Changement de méthode et innovation dans la gouvernance, pour mieux connaître les cadres de son département ministériel! Telle est la méthode choisie par la ministre de l’industrie culturelle touristique et des loisirs, Lydie Pongault, en lieu et place des descentes comme ses prédécesseurs le faisaient. Elle a préféré réunir, vendredi 14 octobre 2022, tous les directeurs généraux dans la salle de conférence de l’Hôtel G.h.s, à Brazzaville, pour les écouter, afin d’imprimer un nouveau rythme, tout en inscrivant cette démarche dans la continuité.

Deux heures trente minutes! C’est le temps qu’a duré l’échange entre la ministre Pongault et les animateurs des différentes directions relevant de sa tutelle. Une présentation globale de chaque direction générale que compte le Ministère de l’industrie culturelle, touristique, artistique et des loisirs, a été faite: l’Inspection générale du tourisme; la Direction générale du tourisme; la Direction générale des loisirs; la Direction générale des arts et des lettres; la Direction générale du livre et de la lecture publique; le Fespam (Festival panafricain de musique); l’Office de la promotion de l’industrie touristique; la Bibliothèque nationale, le B.c.d.a (Bureau congolais des droits d’auteur). Chaque structure a présenté sa feuille de route et les perspectives fixées.

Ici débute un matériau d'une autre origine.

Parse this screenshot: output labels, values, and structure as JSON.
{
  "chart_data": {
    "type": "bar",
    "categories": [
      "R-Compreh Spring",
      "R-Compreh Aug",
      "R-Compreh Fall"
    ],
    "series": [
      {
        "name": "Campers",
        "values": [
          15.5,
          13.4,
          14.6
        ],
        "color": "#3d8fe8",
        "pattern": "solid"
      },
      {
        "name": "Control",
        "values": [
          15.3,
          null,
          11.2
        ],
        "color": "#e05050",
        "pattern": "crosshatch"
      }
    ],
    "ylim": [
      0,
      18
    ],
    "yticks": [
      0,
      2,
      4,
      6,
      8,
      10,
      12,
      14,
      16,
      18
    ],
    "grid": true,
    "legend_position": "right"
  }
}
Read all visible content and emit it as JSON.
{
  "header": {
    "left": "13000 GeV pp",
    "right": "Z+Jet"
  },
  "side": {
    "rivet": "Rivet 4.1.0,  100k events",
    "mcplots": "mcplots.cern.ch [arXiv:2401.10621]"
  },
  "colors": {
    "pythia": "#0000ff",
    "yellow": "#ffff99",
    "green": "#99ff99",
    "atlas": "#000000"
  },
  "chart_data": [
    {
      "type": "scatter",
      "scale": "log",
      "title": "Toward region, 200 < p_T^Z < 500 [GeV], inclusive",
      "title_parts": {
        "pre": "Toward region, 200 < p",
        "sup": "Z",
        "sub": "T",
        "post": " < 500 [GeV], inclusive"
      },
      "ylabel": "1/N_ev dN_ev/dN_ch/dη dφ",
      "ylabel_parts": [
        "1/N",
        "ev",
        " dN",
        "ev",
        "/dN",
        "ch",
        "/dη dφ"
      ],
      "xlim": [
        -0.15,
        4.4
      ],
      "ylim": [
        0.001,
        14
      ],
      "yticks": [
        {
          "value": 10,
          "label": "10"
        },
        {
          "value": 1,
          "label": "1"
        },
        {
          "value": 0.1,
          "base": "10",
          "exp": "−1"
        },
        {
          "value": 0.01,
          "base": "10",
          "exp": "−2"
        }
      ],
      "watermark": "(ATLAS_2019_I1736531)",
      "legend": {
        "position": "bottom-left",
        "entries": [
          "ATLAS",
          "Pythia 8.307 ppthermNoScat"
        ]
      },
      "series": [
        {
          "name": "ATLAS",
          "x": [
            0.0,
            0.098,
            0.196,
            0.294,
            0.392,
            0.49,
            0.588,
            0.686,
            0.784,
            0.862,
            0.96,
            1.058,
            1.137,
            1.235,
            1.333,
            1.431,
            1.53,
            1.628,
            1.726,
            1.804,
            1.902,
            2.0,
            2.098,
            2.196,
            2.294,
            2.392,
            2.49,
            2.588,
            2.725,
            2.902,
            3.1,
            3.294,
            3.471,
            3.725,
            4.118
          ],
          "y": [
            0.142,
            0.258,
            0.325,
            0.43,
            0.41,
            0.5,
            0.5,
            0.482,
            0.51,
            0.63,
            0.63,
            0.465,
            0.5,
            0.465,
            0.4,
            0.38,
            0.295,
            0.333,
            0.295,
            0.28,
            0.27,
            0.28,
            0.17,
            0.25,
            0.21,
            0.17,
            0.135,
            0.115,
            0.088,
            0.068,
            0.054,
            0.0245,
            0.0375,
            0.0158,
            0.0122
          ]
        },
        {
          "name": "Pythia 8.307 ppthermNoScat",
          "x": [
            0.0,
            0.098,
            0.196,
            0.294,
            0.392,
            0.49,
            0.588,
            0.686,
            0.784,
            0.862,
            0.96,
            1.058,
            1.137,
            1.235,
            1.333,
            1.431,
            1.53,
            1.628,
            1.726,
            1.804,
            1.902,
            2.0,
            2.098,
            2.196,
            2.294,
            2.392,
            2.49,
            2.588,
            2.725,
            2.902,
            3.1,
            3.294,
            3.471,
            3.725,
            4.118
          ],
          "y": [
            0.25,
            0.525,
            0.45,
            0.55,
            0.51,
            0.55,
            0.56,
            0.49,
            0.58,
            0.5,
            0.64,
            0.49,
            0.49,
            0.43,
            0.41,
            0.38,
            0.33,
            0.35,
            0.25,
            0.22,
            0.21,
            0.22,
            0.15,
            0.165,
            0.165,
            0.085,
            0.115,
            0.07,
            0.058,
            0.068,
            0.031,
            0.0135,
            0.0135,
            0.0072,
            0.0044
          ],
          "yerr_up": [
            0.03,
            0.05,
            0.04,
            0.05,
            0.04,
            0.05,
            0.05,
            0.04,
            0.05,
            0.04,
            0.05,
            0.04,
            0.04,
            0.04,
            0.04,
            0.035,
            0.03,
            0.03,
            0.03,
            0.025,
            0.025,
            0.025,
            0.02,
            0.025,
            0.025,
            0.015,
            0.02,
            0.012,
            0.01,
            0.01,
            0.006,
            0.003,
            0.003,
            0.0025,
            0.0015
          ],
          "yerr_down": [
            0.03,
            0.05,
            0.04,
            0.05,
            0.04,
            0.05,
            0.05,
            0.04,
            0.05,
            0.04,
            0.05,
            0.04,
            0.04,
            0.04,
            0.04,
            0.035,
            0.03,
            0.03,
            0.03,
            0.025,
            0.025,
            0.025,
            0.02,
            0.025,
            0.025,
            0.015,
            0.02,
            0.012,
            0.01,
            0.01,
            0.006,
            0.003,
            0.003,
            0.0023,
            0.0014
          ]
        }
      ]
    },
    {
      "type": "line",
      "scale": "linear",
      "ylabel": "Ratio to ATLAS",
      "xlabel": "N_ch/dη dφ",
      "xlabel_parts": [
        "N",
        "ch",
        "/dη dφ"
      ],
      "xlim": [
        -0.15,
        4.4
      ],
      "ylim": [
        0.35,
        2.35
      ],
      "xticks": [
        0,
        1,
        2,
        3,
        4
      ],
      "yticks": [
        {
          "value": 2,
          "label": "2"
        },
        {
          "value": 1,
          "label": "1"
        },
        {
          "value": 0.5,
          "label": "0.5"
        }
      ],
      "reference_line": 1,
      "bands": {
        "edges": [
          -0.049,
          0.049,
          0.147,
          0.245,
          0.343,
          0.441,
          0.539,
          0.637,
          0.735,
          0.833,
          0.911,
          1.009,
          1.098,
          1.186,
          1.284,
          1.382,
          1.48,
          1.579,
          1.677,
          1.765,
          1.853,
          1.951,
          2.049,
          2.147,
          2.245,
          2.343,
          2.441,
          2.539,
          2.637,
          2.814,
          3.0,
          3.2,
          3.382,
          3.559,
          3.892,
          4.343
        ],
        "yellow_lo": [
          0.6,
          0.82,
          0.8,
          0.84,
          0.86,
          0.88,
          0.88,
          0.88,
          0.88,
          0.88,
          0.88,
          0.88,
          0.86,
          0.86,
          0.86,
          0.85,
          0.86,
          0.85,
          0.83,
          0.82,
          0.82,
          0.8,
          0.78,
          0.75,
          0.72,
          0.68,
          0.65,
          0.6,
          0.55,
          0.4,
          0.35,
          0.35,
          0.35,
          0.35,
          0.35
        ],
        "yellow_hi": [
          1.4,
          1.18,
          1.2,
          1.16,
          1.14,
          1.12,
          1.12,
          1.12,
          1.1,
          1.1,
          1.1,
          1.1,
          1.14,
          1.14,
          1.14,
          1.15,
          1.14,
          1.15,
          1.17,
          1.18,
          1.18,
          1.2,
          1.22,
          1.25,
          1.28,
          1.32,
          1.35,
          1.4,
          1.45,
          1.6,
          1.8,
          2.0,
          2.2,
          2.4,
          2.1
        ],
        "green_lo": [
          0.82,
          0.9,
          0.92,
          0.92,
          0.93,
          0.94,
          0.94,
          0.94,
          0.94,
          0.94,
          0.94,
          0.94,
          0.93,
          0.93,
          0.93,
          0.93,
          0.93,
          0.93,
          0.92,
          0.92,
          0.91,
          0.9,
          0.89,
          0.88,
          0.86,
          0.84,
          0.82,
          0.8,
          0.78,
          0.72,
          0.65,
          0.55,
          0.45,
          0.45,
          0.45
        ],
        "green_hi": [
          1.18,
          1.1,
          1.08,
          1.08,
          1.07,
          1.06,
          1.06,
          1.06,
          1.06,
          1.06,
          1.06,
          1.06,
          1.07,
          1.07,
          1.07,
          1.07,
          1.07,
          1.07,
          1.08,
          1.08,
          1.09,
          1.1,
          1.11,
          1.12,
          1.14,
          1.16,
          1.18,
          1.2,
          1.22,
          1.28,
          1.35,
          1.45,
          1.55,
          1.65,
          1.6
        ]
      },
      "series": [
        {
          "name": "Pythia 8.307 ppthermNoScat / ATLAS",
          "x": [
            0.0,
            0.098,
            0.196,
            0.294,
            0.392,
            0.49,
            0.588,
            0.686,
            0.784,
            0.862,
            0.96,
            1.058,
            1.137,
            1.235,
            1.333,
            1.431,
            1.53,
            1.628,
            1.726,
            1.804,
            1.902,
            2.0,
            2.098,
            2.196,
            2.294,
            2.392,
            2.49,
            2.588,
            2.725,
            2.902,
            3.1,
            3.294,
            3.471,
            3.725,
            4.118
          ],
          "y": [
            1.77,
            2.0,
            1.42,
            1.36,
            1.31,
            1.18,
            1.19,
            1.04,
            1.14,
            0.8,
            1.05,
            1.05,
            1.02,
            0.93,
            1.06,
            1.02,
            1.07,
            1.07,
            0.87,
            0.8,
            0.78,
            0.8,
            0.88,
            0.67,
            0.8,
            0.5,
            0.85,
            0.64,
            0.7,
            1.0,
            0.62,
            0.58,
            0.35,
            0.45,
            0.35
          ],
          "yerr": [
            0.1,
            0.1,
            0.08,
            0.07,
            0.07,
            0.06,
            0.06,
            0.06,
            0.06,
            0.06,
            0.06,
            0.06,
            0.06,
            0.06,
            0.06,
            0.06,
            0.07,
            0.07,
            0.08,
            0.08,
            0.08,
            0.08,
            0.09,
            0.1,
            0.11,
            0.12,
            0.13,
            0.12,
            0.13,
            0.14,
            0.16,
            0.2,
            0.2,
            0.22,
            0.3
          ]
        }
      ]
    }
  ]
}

Malheureusement, toutes ces structures sont confrontées au manque de moyens roulants et de budgets conséquents, pour réaliser les missions qui leur sont assignées.
En ce qui concerne les cotisations statutaires, comme à l’O.m.t (Organisation mondiale du tourisme), le Congo accuse trois mois d’arriéré. Cette faiblesse se fait également sentir au niveau du réseau panafricain de la lecture publique.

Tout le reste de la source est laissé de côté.